Research has indicated that autophagy is essential for preserving muscle tissue.

  • If you’re doing a caloric restriction diet but blocking the effects of autophagy, then you’re going to keep yourself in a semi-starvation state because your body will never switch into ketosis. This leads to gluconeogenesis and so on – the bad stuff.
  • If, however, you allow autophagy to kick in, whether that be through strict water fasting or a fasting-mimicking ketogenic diet, then your also stimulating the other growth hormones we’ve been talking about so far, and it’s going to preserve your muscle.

This implies that if you are looking to reduce body fat or increase your life expectancy, refraining from consuming all calories would be beneficial.

Consuming as few as 50 calories and 2-3 grams of leucine can prevent the body from entering autophagy and create a fed state instead. It would be more advantageous in terms of burning fat, maintaining muscle mass, and increasing longevity if you abstain from eating any food during your fast.

Can Fasting Make You Build Muscle

But what about the opposite? Can fasting actually make you build muscle?

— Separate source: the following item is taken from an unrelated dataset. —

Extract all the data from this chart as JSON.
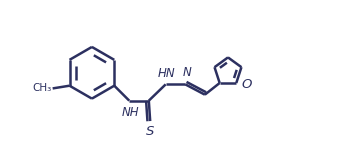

The level of success you achieve depends upon the intensity of your workouts and the number of calories you consume within the timeframe when you are not fasting. I’d like to put focus on the hormonal side of things right now, and I’ll cover nutrition in a later video.

The primary source of growth within the human body is the mTOR (mammalian target of rapamycin) pathway. This will set off an expansion in all parts of the body – muscle, fat, and potentially some cancer cells. To create both muscle and longevity, it is essential to sustain an optimal level of mTOR that lies between excess and deficiency.

Studies have revealed that fasting decreases the production of mTOR and IGF-1, which are required for cellular growth, by augmenting the amount of their repressing protein called IGFBP1.

Here’s how to prevent muscle loss while fasting:

  • You want to get into ketosis ASAP when doing intermittent fasting.
  • You have to keep autophagy elevated and active.
  • You don’t want to be releasing too much cortisol, which will counteract testosterone.
  • You should be eating a diet that teaches your body to burn fat and ketones for fuel for at least the majority of the time so that when you do have to skip a meal or not eat for 3 days, then you’re not going to cannibalize all your gains.